Cour administrative d'appel de Bordeaux — Décision N° CAA33-22BX03130

jeudi 1 juin 2023

JuridictionCour administrative d'appel de Bordeaux
SectionCour administrative d'appel de Bordeaux
N° DossierCAA33-22BX03130
TypeOrdonnance
Recoursexcès de pouvoir
PublicationC

Texte intégral

Vu la procédure suivante :

Procédure contentieuse antérieure :

Mme A B a demandé au tribunal administratif de Bordeaux d'annuler l'arrêté du 28 avril 2021 par lequel la préfète de la Gironde a refusé de lui délivrer un titre de séjour, lui a fait obligation de quitter le territoire français dans le délai de trente jours, a fixé le pays de renvoi et a prononcé à son encontre une interdiction de retour sur le territoire français pendant une durée de deux ans.

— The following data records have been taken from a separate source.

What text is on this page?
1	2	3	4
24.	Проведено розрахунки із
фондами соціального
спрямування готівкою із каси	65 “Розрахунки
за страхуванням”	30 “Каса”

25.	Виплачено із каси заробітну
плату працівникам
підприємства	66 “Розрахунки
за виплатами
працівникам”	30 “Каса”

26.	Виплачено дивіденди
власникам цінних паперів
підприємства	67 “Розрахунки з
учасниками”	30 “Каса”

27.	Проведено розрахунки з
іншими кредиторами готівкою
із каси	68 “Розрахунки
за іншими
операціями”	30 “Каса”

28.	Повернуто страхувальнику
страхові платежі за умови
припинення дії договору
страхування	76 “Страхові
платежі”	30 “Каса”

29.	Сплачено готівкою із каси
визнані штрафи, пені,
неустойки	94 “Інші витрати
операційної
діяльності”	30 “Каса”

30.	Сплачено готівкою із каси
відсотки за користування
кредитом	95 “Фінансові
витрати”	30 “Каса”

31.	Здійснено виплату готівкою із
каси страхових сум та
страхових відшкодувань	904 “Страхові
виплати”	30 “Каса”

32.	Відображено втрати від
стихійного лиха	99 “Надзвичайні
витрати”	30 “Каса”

Par un jugement n° 2103621 du 21 décembre 2021, le tribunal administratif de Bordeaux a rejeté sa demande.

Procédure devant la cour administrative d'appel :

Par une requête, enregistrée le 21 décembre 2022, Mme B, représentée par Me Cazanave, demande à la cour :

1°) d'annuler le jugement du tribunal administratif de Bordeaux du 21 décembre 2021 ;

2°) d'annuler l'arrêté du 28 avril 2021 de la préfète de la Gironde ;

3°) d'enjoindre à la préfète de la Gironde, d'une part, de procéder au réexamen de sa situation dans le délai de deux mois à compter de la notification de la décision à intervenir et, dans l'attente, de la munir sans délai d'une autorisation provisoire de séjour, et d'autre part, de prendre toute mesure à l'effet de mettre fin à son signalement dans le système d'information Schengen ;

4°) de mettre à la charge de l'Etat le versement à con conseil de la somme de 1 000 euros sur le fondement des dispositions combinées des articles L. 761-1 du code de justice administrative et 37 de la loi du 10 juillet 1991.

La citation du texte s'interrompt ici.